Oh sure, there’s the creepy “normal” people in “Eye of the Beholder” and the chilling gremlin on the airplane wing in “Nightmare at 20,000 Feet.” But for the most part, the show doesn’t use a lot of the stuff you’d find at Industrial Light and Magic. Mainly because it just didn’t exist back then.
So why then is The Twilight Zone so darn scary? I’ve narrowed it down to one central theme: it plays on our deepest human fears, many of which revolve around loss of some sort. A few examples:
Loss of time. We expect time to move forward in an orderly fashion, but in “The Odyssey of Flight 33,” an airliner full of people inadvertently passes through the sound barrier and travels back in time. Don’t tell me this idea has never entered your mind while flying in an airplane. You know it has, even if you didn’t really know it.

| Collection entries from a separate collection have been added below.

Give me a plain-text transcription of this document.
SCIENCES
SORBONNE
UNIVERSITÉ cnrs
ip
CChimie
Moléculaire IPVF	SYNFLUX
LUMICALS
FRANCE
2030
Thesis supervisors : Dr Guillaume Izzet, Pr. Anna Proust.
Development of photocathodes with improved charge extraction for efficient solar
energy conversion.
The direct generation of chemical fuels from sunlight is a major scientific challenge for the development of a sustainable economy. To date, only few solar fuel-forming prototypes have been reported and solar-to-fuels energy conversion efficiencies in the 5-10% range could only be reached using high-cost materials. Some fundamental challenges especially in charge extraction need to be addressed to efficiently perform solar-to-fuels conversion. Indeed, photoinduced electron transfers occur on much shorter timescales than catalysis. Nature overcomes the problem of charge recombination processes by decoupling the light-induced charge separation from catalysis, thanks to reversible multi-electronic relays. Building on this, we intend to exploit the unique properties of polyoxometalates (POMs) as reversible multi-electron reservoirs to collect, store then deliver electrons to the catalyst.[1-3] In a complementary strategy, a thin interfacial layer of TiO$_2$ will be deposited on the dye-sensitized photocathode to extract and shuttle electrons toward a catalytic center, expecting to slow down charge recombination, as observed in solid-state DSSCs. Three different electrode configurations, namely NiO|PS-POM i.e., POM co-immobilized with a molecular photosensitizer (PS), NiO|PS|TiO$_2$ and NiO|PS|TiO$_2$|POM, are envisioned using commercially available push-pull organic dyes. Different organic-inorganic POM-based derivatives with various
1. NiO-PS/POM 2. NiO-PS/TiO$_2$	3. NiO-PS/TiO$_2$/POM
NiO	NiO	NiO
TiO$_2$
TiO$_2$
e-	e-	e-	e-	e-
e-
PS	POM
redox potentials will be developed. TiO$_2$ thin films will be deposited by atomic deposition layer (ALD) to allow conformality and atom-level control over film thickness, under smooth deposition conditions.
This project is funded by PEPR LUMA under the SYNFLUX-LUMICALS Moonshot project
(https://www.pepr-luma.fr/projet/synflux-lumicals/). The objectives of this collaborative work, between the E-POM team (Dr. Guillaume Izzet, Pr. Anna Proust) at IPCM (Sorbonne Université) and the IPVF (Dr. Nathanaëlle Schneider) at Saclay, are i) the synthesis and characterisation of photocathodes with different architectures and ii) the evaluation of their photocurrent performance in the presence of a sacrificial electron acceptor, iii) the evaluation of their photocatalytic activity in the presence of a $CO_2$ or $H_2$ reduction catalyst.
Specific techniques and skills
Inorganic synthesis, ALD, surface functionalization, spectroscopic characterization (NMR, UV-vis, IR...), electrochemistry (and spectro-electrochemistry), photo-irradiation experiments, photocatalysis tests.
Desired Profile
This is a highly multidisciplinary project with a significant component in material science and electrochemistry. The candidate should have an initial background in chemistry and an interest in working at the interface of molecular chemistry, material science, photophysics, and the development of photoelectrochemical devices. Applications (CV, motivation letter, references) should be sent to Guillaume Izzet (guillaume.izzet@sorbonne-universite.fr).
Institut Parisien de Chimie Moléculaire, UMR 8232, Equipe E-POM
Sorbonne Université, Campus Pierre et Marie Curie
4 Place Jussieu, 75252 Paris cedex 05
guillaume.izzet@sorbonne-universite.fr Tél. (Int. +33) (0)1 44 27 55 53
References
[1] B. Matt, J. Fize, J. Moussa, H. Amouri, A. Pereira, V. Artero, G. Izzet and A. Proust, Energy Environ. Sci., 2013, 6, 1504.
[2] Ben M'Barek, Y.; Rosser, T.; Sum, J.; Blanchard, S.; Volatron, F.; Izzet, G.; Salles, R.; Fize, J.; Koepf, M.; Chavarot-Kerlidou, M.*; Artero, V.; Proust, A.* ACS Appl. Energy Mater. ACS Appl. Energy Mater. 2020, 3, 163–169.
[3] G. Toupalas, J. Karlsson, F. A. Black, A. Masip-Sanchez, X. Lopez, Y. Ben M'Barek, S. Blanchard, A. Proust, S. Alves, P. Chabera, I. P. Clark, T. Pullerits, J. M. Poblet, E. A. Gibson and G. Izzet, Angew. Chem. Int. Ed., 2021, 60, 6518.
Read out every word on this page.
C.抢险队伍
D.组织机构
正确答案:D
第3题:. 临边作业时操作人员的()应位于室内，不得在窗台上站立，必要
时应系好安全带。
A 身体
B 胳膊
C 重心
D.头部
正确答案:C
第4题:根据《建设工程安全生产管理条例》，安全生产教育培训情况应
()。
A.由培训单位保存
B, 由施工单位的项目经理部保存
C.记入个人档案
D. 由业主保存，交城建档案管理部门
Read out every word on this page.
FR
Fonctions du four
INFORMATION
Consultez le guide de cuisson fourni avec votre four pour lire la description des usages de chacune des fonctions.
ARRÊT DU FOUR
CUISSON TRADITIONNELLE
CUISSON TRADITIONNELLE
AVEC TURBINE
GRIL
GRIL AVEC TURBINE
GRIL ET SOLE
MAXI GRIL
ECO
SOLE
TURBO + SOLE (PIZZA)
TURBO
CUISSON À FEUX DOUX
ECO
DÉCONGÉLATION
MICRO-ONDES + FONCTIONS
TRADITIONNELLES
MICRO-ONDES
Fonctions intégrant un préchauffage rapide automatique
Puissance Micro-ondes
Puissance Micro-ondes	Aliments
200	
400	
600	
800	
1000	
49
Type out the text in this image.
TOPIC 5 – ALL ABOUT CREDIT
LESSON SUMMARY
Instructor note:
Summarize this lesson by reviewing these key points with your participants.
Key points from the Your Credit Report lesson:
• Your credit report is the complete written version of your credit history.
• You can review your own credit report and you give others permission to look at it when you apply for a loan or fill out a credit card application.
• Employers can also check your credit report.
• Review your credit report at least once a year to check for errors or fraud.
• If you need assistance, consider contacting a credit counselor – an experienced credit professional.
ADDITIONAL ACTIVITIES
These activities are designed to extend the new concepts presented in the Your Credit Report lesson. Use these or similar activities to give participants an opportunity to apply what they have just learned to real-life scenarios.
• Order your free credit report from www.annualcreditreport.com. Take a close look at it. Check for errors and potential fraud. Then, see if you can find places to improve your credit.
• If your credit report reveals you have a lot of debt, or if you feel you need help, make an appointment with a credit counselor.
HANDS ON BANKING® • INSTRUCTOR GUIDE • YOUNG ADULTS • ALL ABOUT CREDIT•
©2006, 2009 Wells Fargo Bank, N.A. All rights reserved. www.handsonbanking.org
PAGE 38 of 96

Loss of a child. “Little Girl Lost” finds parents searching frantically for their daughter, whom they can hear screaming in her bedroom, but can’t see. Turns out the girl has entered into another dimension through a wall of her room. As a parent, I can’t imagine anything more frightening than hearing my child screaming for help, but not being able to reach her.
Loss of life. In “The Hitchhiker,” a woman traveling cross-country sees the same hitchhiker in every town, but no one else can see him. Turns out she actually died in an accident in Pennsylvania, and the hitchhiker — presumably an angel or worse — is there to accompany her to “the other side.” Can you imagine being dead and realizing that you’ll never again be able to go back to your former self and the people you love?! Yikes!
Loss of reality. Oh, this is a big one, featured in many episodes. The one that springs to mind is “Stopover in a Quiet Town.” After having too much to drink, a young couple leaves a party and wake up to find themselves in Centerville, a small town where no one lives: where the houses are empty, the trees are props, the food is plastic … and the only train comes right back to Centerville. Nope, you can’t always go home again. That would be scary.
Loss of human connection. In “Where is Everybody?,” a man finds himself in a town devoid of people with no memory of who he is. Turns out the military was running a simulator experiment, confining him in a box for 400+ hours to simulate the alone-time a person would endure on a space journey. Guess we need people to talk to now and then.
Loss of comfort. In “The Midnight Sun,” two women deal with oppressive heat in an abandoned city after the Earth falls out of orbit. I think most of us can identify with being horribly cold or horribly warm, and not being able to do a thing about it.
Aside from the obvious terror involved in each of these episodes — and Rod Serling popping up in peoples’ homes and cars — they also play on our control issues. I firmly believe that most humans tend to be control freaks in one way or another, so losing control of our lives is akin to losing everything. It’s the stuff out of our worst nightmares. Next stop: the Twilight Zone!
What about you? Why do you think The Twilight Zone is scary? Any theories to share? Any favorite episodes or experiences? My husband can’t watch “Nightmare at 20,000 Feet” after seeing it as a child.
This post frightened me.
Exact reason why I don’t watch Twilight Zone. I always start rationalizing why this and that isn’t possible and why it all isn’t real just not to be scared but some of the things you mentioned can’t be argued with. Some stuff could happen and I am really not interested in nightmares *shivers*
Jane, “The Twilight Zone” is one of those shows that offers indisputable proof that excellent writing and superior acting will always withstand the test of time. That show was great because it led the viewer into so many different avenues of possibillities. Rod Serling was a genious with that mixture of plot depth, suspense, and irony….all within a half hour program. One of my favorite episodes was….(I believe the title was) “I shot an Arrow”.
Jane, your reasoning is excellent, and Tim-1, you are spot on with the writing aspect. Writers of today’s horror should take a look…hopefully they are all watching the marathon right along with the rest of us.
Somehow, jumping at sounds and gross-out horror has become the only “scary” recognized by writers. I can’t think of a recent movie that hit that formula. The unknown, the inability to understand what is going on around you, no one to ask; it’s so simple, and yet so powerful.
Additionally, something The Twilight Zone did without fail was to tell the ending it wanted to tell, and not the one we would like to see to make us feel better. No happy ending, no waking up to realize it was all a dream. In most episodes, what you see is what you get – and that made it all the more unsettling.
Long Live the Twilight Zone!
The scares in the Twilight Zone serve a purpose. They are there to draw the viewer in to an exploration of human nature. More often than not, the episodes exploring fear deal with what cannot be seen and/or controlled.
It’s worth mentioning that TZ excels at converying more than just fear. As has been mentioned, the strength is in the writing and in the acting. Not every episode is a winner, but a great percetentage of the large number produced still continue to shine.